D has been a rock this year; my constant. Unwavering. In all our years together (10? 11?), I think this year we clocked the most number of minutes together but the least number of minutes being engaged with each other because of our work-pace. We had an odd conversation in the car yesterday: I said perhaps the most romantic line I have thought of, in a passing comment and it has been playing in my mind since. I said to him (for posterity) “my love for you exceeds the love of my children: they are an extension of my love for you.” I don’t know if he (or I, on saying them) understood the magnitude of what I said – and I am still reeling from that revelation and trying to process that. It came out rather unexpectedly, in a very matter of fact way.
I am dragging my feet to close 2018, because I feel I missed out on so much this year by being busy: busy work that I could have delegated, busy work that I could have said no to, and busy work that I could have put out of my mind. I have been trying to make up for it in the last few days – keeping the kids around me 24/7 because I selfishly need to quench this awful thirst in my soul. I can’t buy time back – but I can try to stretch it a little more to close it with some warmth. Need to soak – my sisters, my parents/in-laws, my BFFs (R is home, yay!), and my treasured friends old and new.
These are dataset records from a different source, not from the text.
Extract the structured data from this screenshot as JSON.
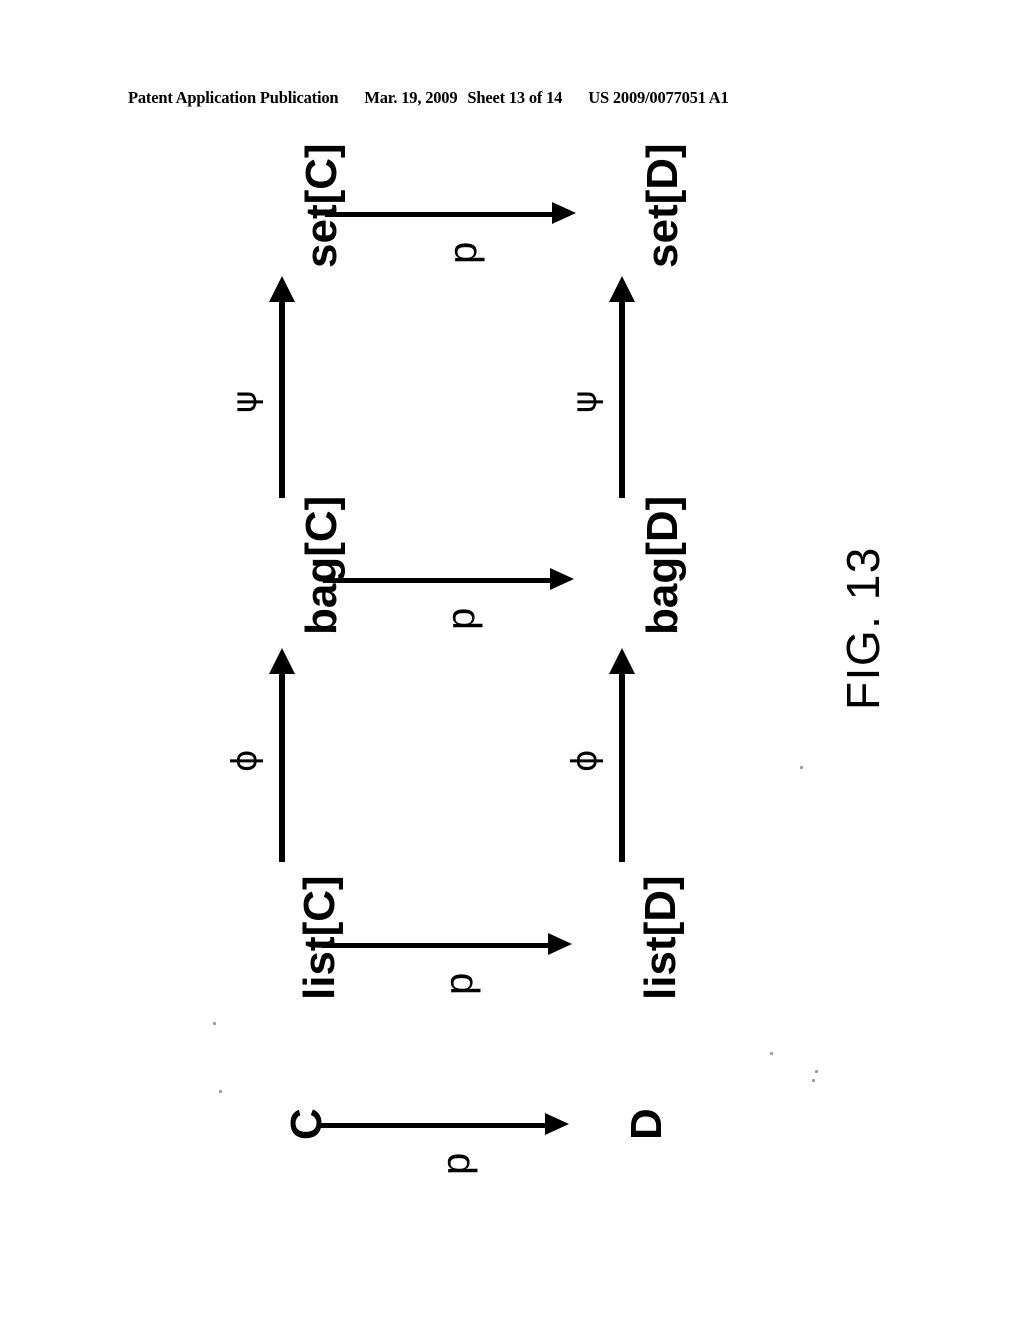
{
  "document": {
    "header": {
      "publication_label": "Patent Application Publication",
      "date": "Mar. 19, 2009",
      "sheet": "Sheet 13 of 14",
      "publication_number": "US 2009/0077051 A1"
    },
    "figure_caption": "FIG. 13",
    "ink_color": "#000000",
    "page_color": "#ffffff"
  },
  "diagram": {
    "type": "commutative-diagram",
    "orientation": "rotated-90-ccw",
    "rows": [
      {
        "id": "set-row",
        "source": "set[C]",
        "target": "set[D]",
        "arrow_label": "p"
      },
      {
        "id": "bag-row",
        "source": "bag[C]",
        "target": "bag[D]",
        "arrow_label": "p"
      },
      {
        "id": "list-row",
        "source": "list[C]",
        "target": "list[D]",
        "arrow_label": "p"
      },
      {
        "id": "base-row",
        "source": "C",
        "target": "D",
        "arrow_label": "p"
      }
    ],
    "vertical_morphisms": [
      {
        "id": "psi-left",
        "from": "bag[C]",
        "to": "set[C]",
        "label": "ψ"
      },
      {
        "id": "psi-right",
        "from": "bag[D]",
        "to": "set[D]",
        "label": "ψ"
      },
      {
        "id": "phi-left",
        "from": "list[C]",
        "to": "bag[C]",
        "label": "ϕ"
      },
      {
        "id": "phi-right",
        "from": "list[D]",
        "to": "bag[D]",
        "label": "ϕ"
      }
    ]
  }
}
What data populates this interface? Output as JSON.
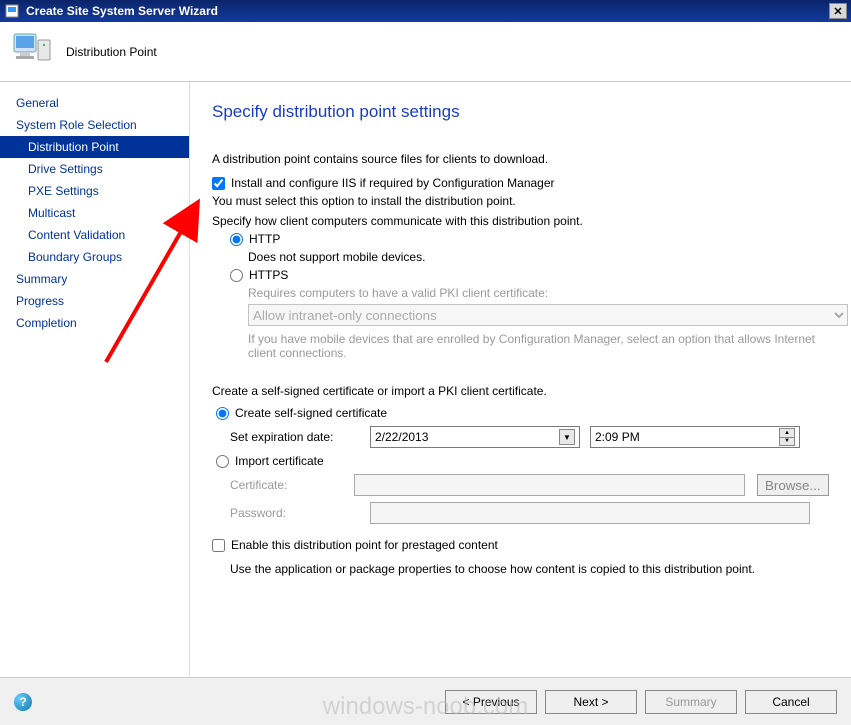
{
  "window": {
    "title": "Create Site System Server Wizard"
  },
  "header": {
    "title": "Distribution Point"
  },
  "sidebar": {
    "items": [
      {
        "label": "General",
        "child": false
      },
      {
        "label": "System Role Selection",
        "child": false
      },
      {
        "label": "Distribution Point",
        "child": true,
        "selected": true
      },
      {
        "label": "Drive Settings",
        "child": true
      },
      {
        "label": "PXE Settings",
        "child": true
      },
      {
        "label": "Multicast",
        "child": true
      },
      {
        "label": "Content Validation",
        "child": true
      },
      {
        "label": "Boundary Groups",
        "child": true
      },
      {
        "label": "Summary",
        "child": false
      },
      {
        "label": "Progress",
        "child": false
      },
      {
        "label": "Completion",
        "child": false
      }
    ]
  },
  "main": {
    "title": "Specify distribution point settings",
    "desc": "A distribution point contains source files for clients to download.",
    "iis_checkbox": "Install and configure IIS if required by Configuration Manager",
    "iis_note": "You must select this option to install the distribution point.",
    "comm_label": "Specify how client computers communicate with this distribution point.",
    "http_label": "HTTP",
    "http_note": "Does not support mobile devices.",
    "https_label": "HTTPS",
    "https_note": "Requires computers to have a valid PKI client certificate:",
    "https_dropdown": "Allow intranet-only connections",
    "https_footer": "If you have mobile devices that are enrolled by Configuration Manager, select an option that allows Internet client connections.",
    "cert_section": "Create a self-signed certificate or import a PKI client certificate.",
    "create_cert": "Create self-signed certificate",
    "exp_label": "Set expiration date:",
    "exp_date": "2/22/2013",
    "exp_time": "2:09 PM",
    "import_cert": "Import certificate",
    "cert_field": "Certificate:",
    "pass_field": "Password:",
    "browse": "Browse...",
    "prestage": "Enable this distribution point for prestaged content",
    "prestage_note": "Use the application or package properties to choose how content is copied to this distribution point."
  },
  "footer": {
    "previous": "< Previous",
    "next": "Next >",
    "summary": "Summary",
    "cancel": "Cancel"
  },
  "watermark": "windows-noob.com"
}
The whistle is blown; and with sweat streaming down my face, I take a few gulps of air and stop running. I forget the score now, and oddly it doesn’t matter. I walk to the changing room and I start taking off my shoes. The showers and the fatigue hits. I feel the bruises and the sore muscles – and I shake my head. I towel off, get dressed and sling my bag over my head. It’s time to go to the pub, and have a cold one (coke, in my case), have a laugh. It’s lovely knowing your Tribe is waiting for you at the bleaches to walk with you to dinner- and when you see them, and the kids come running, you can’t help the tears that burn behind your eyes, because you realise they have been waiting, right there for you for this while.